In a word . . . Mayo

I’m losing my favourite game, I’m losing my mind again . . .

 

It is a mantra of mine that some of the best writing in this newspaper is in the sports section. And not alone at the weekends. Indeed the article I speak of here appeared on Friday, August 25th last.

Former Kilkenny hurler Jackie Tyrrell wrote about the unbearable feeling of losing in an All-Ireland final. “Nobody needs to remind you of the ones you lost. They stay with you and come to mind far quicker. That shapes the person you are to a certain extent.”

In his own case he was on losing Kilkenny sides in 2004, 2010, and 2016. He reflects that “the heartbreak of those days will jump straight into my mind” and wishes the memory of his hurling career was about “happy days of winning All-Irelands in Croke Park”. Instead, “it is laced with hurt and it means you can’t fully luxuriate in the years we won. That’s the best way I can describe what losing a final does to you.”

I could only think of Mayo. What heartbreak has that county, its supporters and senior footballers endured? On Sunday, Mayo will be in its 11th All-Ireland final, including two replays, since 1989. It has lost all.

For one man it ought to be crushing. I speak of the great Andy Moran. Now 33, he lost his first All-Ireland with Mayo 13 years ago, in 2004. It happened again in 2006. He missed out through injury in 2012. Then there was 2013, and last year those two games, including a replay, against Dublin.
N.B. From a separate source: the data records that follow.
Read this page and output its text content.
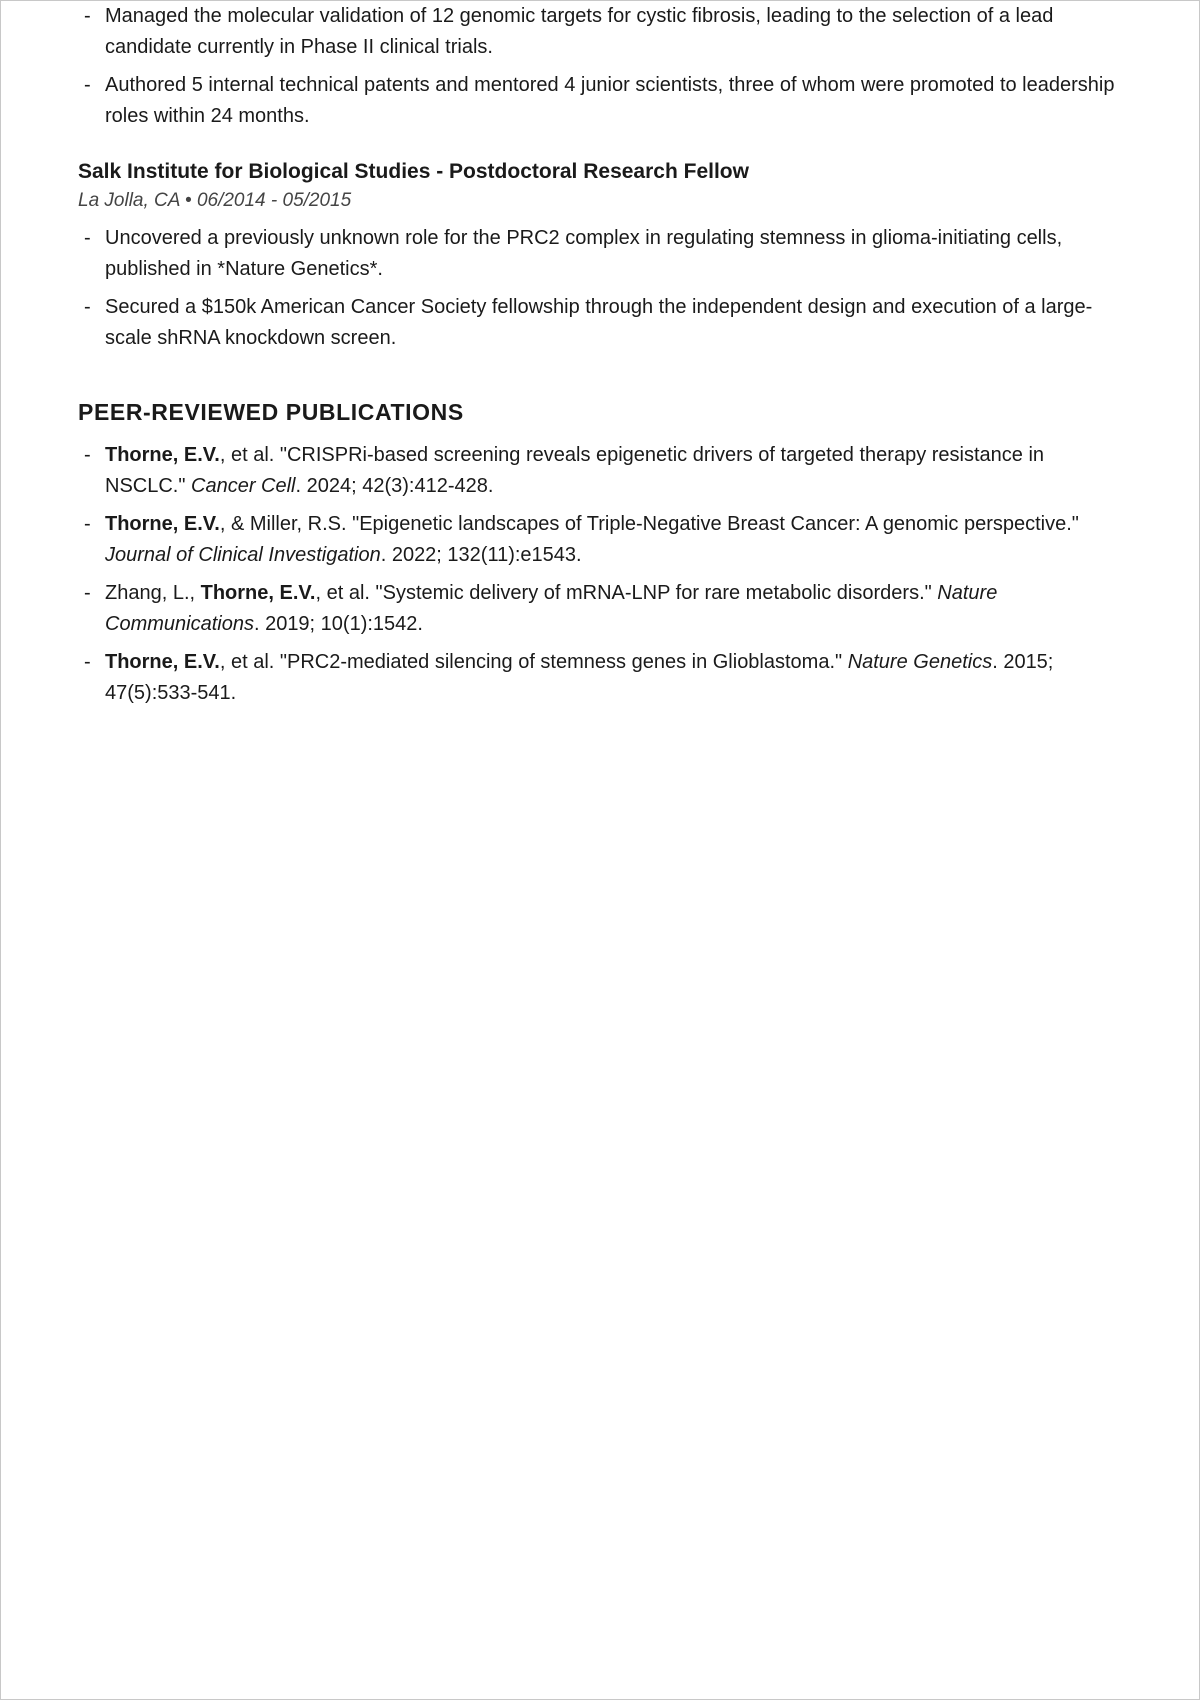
- Managed the molecular validation of 12 genomic targets for cystic fibrosis, leading to the selection of a lead candidate currently in Phase II clinical trials.
- Authored 5 internal technical patents and mentored 4 junior scientists, three of whom were promoted to leadership roles within 24 months.
Salk Institute for Biological Studies - Postdoctoral Research Fellow
La Jolla, CA • 06/2014 - 05/2015
- Uncovered a previously unknown role for the PRC2 complex in regulating stemness in glioma-initiating cells, published in *Nature Genetics*.
- Secured a $150k American Cancer Society fellowship through the independent design and execution of a large-scale shRNA knockdown screen.
PEER-REVIEWED PUBLICATIONS
- Thorne, E.V., et al. "CRISPRi-based screening reveals epigenetic drivers of targeted therapy resistance in NSCLC." Cancer Cell. 2024; 42(3):412-428.
- Thorne, E.V., & Miller, R.S. "Epigenetic landscapes of Triple-Negative Breast Cancer: A genomic perspective." Journal of Clinical Investigation. 2022; 132(11):e1543.
- Zhang, L., Thorne, E.V., et al. "Systemic delivery of mRNA-LNP for rare metabolic disorders." Nature Communications. 2019; 10(1):1542.
- Thorne, E.V., et al. "PRC2-mediated silencing of stemness genes in Glioblastoma." Nature Genetics. 2015; 47(5):533-541.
Such relentless sacrifice ought to have made a stone of his heart. But not with Andy Moran. He remains the ultimate optimist, tried, tested, still hoping. Other long-serving members on the current Mayo side include Keith Higgins and David Clarke, both there since 2006, and Alan Dillon who has been on and off since 2004.

Remorseless disappointment on this scale would have destroyed lesser men but they, like Mayo’s fiercely loyal supporters, go on and on through the slings and arrows of an outrageous fate.

Were there justice, it could not be so. But this is sport, the cruellest domain. While wishing no ill on this magnificent Dublin side, a tilt towards balance in the natural order makes it a requirement that Mayo wins tomorrow.

Mayo, Mhaigh Eo, “plain of the yew trees”.